BU SAYFADA KÖYÜMÜZDE SÖYLENEN DEYİMLER, SÖZCÜKLER VB. YAYINLANACAKTIR.
(katkılarınızı - anlamlarıyla birlikte - beklerim).
DEYİMLER:
El deliye biz akıllıya muhtacız: Başkaları çok akıllı, bizim ailemizde akıllı yok. Kasım misafiri: Çok kalan, kalkıp gitmeyen misafir. Deli değirmen döndürür, akıllı un öğütür: İş bilmeyen bir işle uğraşırken, iş bilen onun sırtından kendi işini halleder. Aç durur, kuyruğu dik tutar: Fakir olduğu halde zengin gibi görünür. Köpeğin yemezini söylemek: Karsısındaki kişiye çok kötü sözler söylemek. Bıldır ölen kır at sağ mı?: Bir şeyin bittiğini bile bile var mı diye sormak. Gücünü üzmek: Sıkmak, bunaltmak, aykırı davranmak. Burnunun doğrusuna gitmek: Kimsenin öğüdünü dinlemeden kendi bildiğini yapmak. Yorgunu yokuşa sürmek: Bir işi yapmak istemeyen bir kişiye yaptırmaya çalışmak. Ayıyı görmediğinden başını kabak sanmak: Önemli veya tehlikeli bir durumla ilk defa karşılaştığında bu durumla önceden hiç karşılaşmadığı için yeterli bilgisi olmamak, bu durumu hafife almak.

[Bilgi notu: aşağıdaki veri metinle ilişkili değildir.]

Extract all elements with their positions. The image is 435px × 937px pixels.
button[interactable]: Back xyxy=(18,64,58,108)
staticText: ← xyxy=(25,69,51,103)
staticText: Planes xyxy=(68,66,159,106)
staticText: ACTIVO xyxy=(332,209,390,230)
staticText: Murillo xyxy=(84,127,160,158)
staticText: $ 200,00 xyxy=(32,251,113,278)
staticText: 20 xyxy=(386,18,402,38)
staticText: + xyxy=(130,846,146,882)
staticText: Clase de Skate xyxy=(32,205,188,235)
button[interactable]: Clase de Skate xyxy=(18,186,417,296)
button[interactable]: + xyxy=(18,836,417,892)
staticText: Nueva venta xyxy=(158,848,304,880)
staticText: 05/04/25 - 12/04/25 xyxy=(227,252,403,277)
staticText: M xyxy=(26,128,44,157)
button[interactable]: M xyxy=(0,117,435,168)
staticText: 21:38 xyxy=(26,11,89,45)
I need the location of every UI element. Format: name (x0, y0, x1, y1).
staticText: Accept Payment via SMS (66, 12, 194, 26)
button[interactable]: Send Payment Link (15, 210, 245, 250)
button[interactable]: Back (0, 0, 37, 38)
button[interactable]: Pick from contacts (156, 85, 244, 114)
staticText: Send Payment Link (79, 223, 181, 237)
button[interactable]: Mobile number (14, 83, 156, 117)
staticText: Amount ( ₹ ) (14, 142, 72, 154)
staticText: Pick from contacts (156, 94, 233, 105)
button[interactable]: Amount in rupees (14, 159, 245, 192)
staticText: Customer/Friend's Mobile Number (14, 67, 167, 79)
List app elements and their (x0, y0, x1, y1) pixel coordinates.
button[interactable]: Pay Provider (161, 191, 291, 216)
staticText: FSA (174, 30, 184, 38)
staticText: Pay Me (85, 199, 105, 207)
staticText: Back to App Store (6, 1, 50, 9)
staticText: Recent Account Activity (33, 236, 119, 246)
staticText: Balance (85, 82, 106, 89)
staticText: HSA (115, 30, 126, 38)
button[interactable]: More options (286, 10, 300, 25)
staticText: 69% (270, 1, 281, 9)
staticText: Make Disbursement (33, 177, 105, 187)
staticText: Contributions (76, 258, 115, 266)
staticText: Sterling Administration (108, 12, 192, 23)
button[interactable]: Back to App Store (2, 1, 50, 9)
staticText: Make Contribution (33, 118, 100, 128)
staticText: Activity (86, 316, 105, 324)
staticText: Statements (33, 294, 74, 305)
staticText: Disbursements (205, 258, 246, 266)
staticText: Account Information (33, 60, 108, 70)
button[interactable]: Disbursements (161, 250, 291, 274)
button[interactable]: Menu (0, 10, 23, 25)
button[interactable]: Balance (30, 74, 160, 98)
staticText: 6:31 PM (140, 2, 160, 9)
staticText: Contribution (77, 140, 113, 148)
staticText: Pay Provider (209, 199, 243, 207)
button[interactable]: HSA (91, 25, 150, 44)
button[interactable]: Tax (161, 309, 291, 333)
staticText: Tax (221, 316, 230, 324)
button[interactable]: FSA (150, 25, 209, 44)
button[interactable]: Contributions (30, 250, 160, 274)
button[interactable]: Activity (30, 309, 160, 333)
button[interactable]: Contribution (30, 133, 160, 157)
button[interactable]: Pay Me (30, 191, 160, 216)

SÖZCÜKLER: Hesbeten: Kasten Cık kadar: Çok az Bıldır: Geçen sene Elet: Götür Irgatlık: Hasat zamanı Hire: Ufak, küçük Dek dur: Yaramazlık yapma, rahat dur. Kaynamak: Yaramazlık yapmak. Dam: Ahır Eysiran: Hamur kesmek için kullanılan üçgen biçiminde, saplı metal spatul. Bisleyeç: Sac üzerindeki ekmekleri çevirmek için kullanılan yassı, uzun ağaçtan yapılmış gereç. Oklayaç: Oklava Ecük: Az Samut: Sağır, dilsiz Gılcır: Fıtık Çot: Beceriksiz, elinden bir iş gelmeyen. İbi: Hindi Çalmaç: İnekten süt sağarken sütün konulduğu ağaçtan yapılmış süt kabı. Gıcı: Çam kozalağı Huçu: Fıçı Üngendire: Ucunda mudul bulunan uzun hayvan sopası. Mudul: Sopa ucuna takılan ucu sivri küçük çivi. Cız tutmak: Hayvanların göveyen tarafından ısırıldığında kuyruklarını kaldırıp kaçmaları. Göveyen: Hayvanları ısrıp rahatsız eden sinekten büyük, kanatlı bir canlı.